“Don’t you just get more and more excited as it gets closer to Christmas?”
This was the start of a conversation over scrambled eggs yesterday, December-the-very-first, with our exchange student, Anna. Since I don’t talk much before 8 am, my only reply was to stare at her over my coffee mug, contemplating her sobriety.
Then I thought about the relationship I have the holidays, and how likely it is I’m gonna let this girl way down sometime in the coming weeks.
If you’ve been here for any length of time, you know I’m kind of a Scrooge. Want a refresher? Well there’s that tale about our amazing city lights tour – aka the Vomit Trolley Ride of 2004, or the one about how I only do Christmas crafts as an act of revenge, or there was that time I almost came to blows with Santa.
I haven’t any excuse for this hostility. It’s not that Christmas is a particularly dark time of year for me. I don’t get seasonal depression. There’s no trauma in my past. I’m just one of those people who really doesn’t go in for schmaltz. Or shopping. Or crafts, clutter, or empty calories for that matter (except beer, that is. And I do kinda dig spiked eggnog). I’m mostly just lazy. And a cynic. And schmaltz is way less funny than cynicism.

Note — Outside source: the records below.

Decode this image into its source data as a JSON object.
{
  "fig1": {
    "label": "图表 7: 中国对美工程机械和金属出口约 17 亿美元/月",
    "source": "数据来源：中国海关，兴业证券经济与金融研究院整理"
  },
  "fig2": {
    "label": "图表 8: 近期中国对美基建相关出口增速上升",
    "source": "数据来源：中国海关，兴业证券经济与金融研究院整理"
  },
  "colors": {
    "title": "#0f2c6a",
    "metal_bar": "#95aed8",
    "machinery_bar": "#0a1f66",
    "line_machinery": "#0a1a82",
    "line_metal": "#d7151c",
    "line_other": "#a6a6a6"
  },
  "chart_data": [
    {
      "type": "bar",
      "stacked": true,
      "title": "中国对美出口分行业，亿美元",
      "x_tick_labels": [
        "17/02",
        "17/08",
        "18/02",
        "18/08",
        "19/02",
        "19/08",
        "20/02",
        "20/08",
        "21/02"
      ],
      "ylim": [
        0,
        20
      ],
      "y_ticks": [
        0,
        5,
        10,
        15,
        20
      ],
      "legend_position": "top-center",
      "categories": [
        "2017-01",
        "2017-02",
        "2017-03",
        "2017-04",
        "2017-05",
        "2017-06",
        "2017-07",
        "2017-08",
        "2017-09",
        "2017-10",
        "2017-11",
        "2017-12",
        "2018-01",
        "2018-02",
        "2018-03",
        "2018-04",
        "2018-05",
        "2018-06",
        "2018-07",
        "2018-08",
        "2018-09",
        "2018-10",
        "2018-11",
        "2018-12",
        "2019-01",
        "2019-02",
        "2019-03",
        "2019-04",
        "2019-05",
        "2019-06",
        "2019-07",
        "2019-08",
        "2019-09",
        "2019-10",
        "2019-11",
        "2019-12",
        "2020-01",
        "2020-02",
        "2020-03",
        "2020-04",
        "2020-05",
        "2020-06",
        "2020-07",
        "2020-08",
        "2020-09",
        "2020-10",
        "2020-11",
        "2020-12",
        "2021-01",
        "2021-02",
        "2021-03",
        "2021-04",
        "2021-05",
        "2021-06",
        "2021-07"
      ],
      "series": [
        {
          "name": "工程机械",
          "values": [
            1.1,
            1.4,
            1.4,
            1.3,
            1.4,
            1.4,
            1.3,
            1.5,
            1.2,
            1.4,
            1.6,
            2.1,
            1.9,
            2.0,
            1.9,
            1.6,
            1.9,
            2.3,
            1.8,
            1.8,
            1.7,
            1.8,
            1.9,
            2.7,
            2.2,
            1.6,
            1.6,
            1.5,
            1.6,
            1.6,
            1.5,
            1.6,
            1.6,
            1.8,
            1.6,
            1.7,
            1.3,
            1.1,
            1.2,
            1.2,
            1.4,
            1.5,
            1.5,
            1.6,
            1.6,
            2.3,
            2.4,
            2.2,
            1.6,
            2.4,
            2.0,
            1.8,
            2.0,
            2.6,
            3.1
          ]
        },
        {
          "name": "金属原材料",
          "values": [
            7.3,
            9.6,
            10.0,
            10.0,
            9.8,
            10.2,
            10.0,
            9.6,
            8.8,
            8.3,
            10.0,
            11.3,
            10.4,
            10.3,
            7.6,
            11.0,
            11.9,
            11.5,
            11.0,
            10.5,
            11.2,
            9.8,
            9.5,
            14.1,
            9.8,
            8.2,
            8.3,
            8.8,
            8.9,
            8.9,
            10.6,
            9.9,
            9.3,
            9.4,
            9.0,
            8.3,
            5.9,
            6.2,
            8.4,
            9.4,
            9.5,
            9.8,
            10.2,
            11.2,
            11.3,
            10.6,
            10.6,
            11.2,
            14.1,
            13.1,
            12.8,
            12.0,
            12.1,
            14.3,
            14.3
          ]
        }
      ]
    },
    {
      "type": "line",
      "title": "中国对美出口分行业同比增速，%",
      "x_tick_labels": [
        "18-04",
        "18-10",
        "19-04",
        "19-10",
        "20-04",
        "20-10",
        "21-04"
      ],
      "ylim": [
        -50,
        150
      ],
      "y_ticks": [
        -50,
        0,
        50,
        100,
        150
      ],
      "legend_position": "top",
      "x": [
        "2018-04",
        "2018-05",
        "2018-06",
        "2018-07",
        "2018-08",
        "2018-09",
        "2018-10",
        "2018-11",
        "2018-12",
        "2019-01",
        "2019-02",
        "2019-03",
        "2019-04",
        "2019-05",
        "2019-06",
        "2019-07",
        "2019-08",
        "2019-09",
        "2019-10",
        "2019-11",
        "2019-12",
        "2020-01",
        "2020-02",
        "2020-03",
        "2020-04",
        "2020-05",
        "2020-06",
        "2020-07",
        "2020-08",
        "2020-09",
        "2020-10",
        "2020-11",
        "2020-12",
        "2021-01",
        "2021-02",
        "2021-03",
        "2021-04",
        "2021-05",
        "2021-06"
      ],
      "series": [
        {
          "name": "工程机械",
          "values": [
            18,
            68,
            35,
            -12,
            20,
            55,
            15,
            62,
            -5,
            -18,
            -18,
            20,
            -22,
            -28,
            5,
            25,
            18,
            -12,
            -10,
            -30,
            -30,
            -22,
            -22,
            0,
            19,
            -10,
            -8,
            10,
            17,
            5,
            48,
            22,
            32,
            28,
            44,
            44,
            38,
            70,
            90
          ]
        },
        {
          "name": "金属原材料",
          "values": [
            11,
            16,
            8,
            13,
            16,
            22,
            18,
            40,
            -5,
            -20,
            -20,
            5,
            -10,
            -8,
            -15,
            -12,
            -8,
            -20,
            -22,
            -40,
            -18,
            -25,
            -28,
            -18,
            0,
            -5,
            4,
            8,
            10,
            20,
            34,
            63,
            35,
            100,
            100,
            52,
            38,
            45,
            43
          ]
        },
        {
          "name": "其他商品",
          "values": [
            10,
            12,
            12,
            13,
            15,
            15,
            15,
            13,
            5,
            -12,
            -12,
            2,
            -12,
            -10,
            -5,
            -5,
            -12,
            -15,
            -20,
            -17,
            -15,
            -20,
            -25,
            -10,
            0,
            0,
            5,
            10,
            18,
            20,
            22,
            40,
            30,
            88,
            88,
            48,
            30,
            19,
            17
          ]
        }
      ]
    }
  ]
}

A little research and a consultation with our own kid who’s currently living among Anna’s people, confirmed that Danes do Christmas like they mean it, and Anna appears to be keeping pace with her homeboys. Before December was even upon us, she’d been to two tree-lighting ceremonies and a couple holiday concerts, and had a stack of homemade Christmas cards ready to send. The girl is ready for the holiday.